A specialist doctor or neurologist may prescribe medicines, often including Parkinson’s medicines, to treat movement symptoms, regulate blood pressure and improve bladder control. She or he will tailor your medication to suit your symptoms and adjust the dose as necessary.
In many countries, an occupational therapist or physiotherapist will be able to advise on specialist equipment and strategies to overcome everyday difficulties, for example turning in bed, personal hygiene or eating. Your doctor will be able to refer you to the right healthcare professional, so it is important to tell him or her about symptoms and any difficulties you experience.

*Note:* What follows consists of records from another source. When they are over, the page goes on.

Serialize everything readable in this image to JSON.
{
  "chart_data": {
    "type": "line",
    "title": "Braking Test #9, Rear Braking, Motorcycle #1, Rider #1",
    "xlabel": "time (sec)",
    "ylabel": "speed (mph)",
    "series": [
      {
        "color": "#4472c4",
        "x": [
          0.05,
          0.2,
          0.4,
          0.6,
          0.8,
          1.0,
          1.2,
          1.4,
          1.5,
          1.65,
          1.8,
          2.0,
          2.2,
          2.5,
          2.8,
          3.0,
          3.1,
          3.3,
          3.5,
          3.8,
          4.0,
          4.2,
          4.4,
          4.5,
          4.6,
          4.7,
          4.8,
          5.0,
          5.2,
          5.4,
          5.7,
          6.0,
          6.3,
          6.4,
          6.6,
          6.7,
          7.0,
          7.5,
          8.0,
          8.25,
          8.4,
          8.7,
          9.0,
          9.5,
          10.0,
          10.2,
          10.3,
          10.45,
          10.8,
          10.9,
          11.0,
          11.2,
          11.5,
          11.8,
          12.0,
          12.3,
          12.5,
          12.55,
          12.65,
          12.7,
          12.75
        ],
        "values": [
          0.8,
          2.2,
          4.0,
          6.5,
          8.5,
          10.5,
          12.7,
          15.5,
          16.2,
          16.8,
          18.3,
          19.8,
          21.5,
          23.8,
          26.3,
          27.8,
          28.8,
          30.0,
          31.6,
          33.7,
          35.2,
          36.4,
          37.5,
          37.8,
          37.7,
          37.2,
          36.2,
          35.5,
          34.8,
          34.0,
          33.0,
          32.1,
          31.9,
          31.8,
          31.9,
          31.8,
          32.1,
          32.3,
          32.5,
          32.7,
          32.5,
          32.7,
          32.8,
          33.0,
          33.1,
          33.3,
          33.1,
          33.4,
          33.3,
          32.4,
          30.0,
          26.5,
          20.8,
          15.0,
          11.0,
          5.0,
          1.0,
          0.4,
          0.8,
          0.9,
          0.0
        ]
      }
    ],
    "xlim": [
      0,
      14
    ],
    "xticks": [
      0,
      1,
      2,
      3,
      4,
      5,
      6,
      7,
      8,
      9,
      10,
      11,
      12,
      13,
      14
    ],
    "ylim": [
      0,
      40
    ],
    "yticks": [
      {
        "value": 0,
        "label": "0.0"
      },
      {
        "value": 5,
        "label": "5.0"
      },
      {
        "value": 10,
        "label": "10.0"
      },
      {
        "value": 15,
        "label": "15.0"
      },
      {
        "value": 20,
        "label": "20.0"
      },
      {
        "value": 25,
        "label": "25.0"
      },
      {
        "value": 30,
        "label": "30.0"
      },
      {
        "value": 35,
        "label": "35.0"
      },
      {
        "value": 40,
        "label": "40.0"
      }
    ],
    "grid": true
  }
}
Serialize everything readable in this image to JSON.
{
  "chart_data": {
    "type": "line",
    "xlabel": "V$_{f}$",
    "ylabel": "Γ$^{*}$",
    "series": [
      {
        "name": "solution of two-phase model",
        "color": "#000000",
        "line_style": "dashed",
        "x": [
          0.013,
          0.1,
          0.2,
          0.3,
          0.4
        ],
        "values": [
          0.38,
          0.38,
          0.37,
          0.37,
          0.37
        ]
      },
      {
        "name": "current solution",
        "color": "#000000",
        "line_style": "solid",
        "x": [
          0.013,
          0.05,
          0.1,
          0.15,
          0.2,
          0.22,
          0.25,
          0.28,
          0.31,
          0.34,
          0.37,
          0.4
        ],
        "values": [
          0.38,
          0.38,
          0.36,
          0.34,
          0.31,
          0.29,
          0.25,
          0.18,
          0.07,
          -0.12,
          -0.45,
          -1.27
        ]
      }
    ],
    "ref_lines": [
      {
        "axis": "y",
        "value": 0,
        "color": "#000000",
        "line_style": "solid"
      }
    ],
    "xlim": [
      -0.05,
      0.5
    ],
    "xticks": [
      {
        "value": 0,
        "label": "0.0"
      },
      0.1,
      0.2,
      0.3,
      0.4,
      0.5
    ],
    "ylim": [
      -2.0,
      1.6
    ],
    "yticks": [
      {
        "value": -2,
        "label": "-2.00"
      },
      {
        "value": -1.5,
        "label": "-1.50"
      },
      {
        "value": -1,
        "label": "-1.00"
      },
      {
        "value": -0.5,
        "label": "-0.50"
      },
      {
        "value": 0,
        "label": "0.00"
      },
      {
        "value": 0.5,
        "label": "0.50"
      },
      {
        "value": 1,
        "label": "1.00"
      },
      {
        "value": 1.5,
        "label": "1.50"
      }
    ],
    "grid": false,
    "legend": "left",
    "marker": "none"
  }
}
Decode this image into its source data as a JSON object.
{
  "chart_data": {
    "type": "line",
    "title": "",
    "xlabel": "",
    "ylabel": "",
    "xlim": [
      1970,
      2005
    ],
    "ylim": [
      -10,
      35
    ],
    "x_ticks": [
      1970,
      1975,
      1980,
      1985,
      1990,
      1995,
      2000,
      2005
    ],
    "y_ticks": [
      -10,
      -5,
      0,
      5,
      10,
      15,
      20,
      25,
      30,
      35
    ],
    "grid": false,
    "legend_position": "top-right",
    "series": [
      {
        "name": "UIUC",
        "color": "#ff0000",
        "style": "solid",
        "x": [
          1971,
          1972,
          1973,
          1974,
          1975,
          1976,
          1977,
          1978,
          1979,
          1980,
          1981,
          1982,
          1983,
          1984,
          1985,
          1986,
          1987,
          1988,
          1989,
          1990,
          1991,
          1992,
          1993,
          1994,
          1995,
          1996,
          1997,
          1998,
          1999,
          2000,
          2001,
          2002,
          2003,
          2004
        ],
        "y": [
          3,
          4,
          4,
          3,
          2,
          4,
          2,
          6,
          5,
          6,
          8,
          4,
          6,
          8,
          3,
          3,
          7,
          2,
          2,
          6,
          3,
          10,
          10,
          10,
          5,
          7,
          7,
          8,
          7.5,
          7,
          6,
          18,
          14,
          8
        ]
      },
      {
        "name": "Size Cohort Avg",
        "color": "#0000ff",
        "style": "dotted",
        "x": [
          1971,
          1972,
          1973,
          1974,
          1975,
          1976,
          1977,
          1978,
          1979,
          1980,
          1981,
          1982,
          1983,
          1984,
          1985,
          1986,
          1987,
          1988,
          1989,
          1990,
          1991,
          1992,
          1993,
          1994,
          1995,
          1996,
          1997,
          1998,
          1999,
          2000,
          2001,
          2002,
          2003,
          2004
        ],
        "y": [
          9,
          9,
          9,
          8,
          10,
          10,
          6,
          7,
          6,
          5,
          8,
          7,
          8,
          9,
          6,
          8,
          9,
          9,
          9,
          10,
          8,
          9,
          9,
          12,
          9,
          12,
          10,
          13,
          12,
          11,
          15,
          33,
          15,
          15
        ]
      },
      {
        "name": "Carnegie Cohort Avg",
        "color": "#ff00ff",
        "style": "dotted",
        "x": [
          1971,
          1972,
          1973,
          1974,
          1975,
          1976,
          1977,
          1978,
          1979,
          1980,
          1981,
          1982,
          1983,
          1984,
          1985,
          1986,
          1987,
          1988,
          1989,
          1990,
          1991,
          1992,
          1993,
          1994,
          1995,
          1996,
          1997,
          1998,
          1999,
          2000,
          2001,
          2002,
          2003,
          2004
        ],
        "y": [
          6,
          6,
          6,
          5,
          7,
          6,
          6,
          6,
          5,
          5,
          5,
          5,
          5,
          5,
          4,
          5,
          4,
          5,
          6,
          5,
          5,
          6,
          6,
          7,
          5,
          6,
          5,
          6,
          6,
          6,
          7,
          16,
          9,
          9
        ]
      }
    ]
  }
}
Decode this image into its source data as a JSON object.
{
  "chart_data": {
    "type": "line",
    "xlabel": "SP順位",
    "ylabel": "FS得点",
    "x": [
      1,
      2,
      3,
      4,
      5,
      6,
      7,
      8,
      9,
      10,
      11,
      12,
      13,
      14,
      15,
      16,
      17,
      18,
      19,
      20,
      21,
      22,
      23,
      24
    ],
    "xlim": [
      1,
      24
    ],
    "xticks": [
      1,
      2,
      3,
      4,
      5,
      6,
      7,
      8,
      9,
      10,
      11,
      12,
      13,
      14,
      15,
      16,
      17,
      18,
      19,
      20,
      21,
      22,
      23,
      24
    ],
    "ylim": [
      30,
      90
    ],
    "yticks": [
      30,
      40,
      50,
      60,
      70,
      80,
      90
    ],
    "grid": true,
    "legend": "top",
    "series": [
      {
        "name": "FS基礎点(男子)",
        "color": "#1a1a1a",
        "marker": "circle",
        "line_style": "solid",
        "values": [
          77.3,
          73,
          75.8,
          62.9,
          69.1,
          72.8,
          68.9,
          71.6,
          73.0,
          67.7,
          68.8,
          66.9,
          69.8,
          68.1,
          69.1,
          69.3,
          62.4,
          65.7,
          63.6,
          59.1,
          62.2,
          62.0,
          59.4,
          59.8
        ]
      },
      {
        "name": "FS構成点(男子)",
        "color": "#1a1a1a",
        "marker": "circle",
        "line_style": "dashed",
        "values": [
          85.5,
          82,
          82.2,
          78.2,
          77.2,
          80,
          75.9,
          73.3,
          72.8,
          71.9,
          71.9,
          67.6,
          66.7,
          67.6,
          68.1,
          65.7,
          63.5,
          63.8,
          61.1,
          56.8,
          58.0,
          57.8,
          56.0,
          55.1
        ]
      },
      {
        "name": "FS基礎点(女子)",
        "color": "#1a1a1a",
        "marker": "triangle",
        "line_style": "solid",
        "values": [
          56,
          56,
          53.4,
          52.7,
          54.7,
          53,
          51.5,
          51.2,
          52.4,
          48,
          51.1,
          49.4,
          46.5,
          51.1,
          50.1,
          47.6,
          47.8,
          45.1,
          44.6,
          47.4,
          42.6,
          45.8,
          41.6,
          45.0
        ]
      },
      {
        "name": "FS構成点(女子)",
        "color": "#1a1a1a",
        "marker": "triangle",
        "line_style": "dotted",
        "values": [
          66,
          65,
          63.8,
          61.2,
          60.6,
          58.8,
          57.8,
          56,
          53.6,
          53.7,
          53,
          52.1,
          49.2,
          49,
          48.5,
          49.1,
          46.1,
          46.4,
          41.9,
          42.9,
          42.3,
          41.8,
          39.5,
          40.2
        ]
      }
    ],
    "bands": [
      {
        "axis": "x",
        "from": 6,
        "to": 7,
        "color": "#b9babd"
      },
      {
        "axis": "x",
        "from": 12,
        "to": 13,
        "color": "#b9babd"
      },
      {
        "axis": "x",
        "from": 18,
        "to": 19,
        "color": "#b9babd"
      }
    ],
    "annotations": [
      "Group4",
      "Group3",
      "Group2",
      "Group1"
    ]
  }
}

So far there is no actual evidence that complementary therapies can alleviate the symptoms of MSA, but some people find them helpful, for example in relaxing stiffness and rigidity in muscles and relieving stress.
Who can help?
Healthcare professionals who may be able to help include physiotherapists, speech and language therapists, occupational therapists, specialist nurses, continence advisors, dieticians and social workers. Each specialist will be able to advise on specific difficulties and will work with you to find solutions and strategies to make life easier.
In some countries there are MSA organisations that provide help, advice and support for both people with MSA and their carers. Your doctor or specialist nurse may be able to provide you with contacts, or you can ask at your local library or search using the Internet.